Obama, Republicans square off on financial-regulation bill
Saturday, April 17, 2010
President Obama accused Republicans on Friday of trying to carve out "special loopholes" for the financial sector in regulatory reform legislation and warned they would soon face a choice: whether to side with an unpopular industry or with ordinary Americans.
His pointed comments came as all 41 Senate Republicans signed a letter criticizing a bill before the chamber to overhaul financial oversight. They said the measure would stifle the economy by giving the government "unlimited regulatory powers" and called on the administration to start a new round of negotiations. Republicans added that they have the votes to prevent Democrats from bringing the bill to the floor.
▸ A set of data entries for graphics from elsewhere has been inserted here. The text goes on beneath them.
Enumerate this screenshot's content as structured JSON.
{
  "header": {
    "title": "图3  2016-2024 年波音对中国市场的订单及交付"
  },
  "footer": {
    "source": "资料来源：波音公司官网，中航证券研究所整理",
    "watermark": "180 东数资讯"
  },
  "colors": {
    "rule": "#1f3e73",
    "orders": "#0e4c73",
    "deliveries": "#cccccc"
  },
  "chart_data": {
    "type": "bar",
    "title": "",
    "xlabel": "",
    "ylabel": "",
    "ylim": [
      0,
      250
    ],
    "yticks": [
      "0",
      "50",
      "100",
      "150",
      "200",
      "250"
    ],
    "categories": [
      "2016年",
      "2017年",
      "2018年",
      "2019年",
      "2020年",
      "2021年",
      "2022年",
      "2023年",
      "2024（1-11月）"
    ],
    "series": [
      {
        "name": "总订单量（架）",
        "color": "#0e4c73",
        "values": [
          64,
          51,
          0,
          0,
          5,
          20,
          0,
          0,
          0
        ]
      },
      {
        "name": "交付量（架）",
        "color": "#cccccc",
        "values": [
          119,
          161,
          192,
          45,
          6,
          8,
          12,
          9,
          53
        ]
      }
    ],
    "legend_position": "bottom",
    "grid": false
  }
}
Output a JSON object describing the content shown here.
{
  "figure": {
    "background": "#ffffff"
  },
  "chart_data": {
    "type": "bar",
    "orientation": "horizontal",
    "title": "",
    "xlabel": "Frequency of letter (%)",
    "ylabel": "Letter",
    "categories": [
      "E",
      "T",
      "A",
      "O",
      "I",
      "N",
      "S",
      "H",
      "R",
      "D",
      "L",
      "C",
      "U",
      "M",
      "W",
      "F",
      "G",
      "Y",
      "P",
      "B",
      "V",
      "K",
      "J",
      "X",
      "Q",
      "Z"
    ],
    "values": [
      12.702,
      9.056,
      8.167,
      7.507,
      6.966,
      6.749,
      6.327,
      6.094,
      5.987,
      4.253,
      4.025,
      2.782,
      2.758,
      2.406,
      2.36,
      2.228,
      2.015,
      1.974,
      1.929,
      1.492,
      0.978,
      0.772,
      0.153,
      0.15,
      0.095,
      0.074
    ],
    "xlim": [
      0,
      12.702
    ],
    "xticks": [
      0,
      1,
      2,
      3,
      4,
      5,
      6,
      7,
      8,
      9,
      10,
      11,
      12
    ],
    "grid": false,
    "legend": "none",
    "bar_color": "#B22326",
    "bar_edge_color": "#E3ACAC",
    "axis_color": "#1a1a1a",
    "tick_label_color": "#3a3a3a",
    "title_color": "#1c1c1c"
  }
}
At the same time, the administration responded to an initiative from its left flank. Treasury Secretary Timothy F. Geithner sent a letter to Capitol Hill signaling his skepticism about a far-reaching measure unveiled Friday by Senate Agriculture Committee Chairman Blanche Lincoln (D-Ark.). Lincoln proposed banning big Wall Street banks from trading lightly regulated financial instruments known as derivatives. Geithner said he wants tough new rules as well, but he stopped short of supporting an outright ban, which has gained traction among some liberal Democrats.
The efforts to steer the legislation along a centrist course are not only driven by necessity -- the White House needs at least one Republican and all Democrats in the Senate to overcome a filibuster -- but also reflect the moderate views of many of Obama's senior economic advisers.
The bill headed to the Senate floor largely reflects their proposals, which would keep the structure of the financial system largely in tact, with only a few wholesale changes, but would impose clearer and tougher rules on business activities. Big banks, for instance, would have to set aside more capital to cover unexpected losses, money they otherwise could use to earn profits.
With landmark health-care legislation passed, the rewrite of financial regulations is at the top of Obama's agenda, White House aides say. Increasingly, the president is bringing a sharp political edge to the accelerating debate. Speaking before a meeting with his Economic Recovery Advisory Board, Obama said he would like the bill to have bipartisan support. But he warned that "bipartisanship cannot mean allowing lobbyist-driven loopholes that put Americans at risk." He added that he would veto legislation that did not include controls on the U.S. derivatives market.
The White House continued its outreach to Republicans who it hoped would break ranks and vote for the bill. On Friday, however, the GOP presented a unified front. Republican senators wrote in a letter to Senate Majority Leader Harry M. Reid (Nev.): "We are united in our opposition to the partisan legislation."
"As currently constructed," the letter continued, "this bill allows for endless taxpayer bailouts of Wall Street and establishes new and unlimited regulatory powers that will stifle small businesses and community banks."
Administration officials countered that the Senate bill, as written, would preclude the need for the type of taxpayer-funded bailouts that rescued the financial system from collapse. The legislation would also establish a mechanism to wind down large firms whose failure could cause reverberations across the entire financial system. In addition, hedge funds, derivatives -- contracts that bet on which way commodities, stocks and other asset prices will move -- and other previously unregulated parts of the financial system would be brought into the daylight.
The legislation stops short of reinventing the country's multilayered bank regulations. Rather than revamping entire regulatory agencies, supervisors would gain broader powers in many cases. Only one out of the nation's five banking supervisors would be merged into another agency.
Democrats are considering changes to address the political concerns raised about the bill. Republican leaders have focused their criticisms this week on a $50 billion fund, paid for by the financial industry, that would be used to cover the cost of taking over failing companies that pose a wider risk to the financial system. Senate Minority Leader Mitch McConnell (Ky.) said this fund could lead to establishing a "permanent bailout" for big banks, an assertion the White House and other Democrats deny.
Administration officials said they would not oppose dropping the $50 billion fund provision, which they say was originally suggested by Republicans on the Senate banking committee. In addition, Democrats are considering a tax on big banks to cover the cost of the bailout initiative.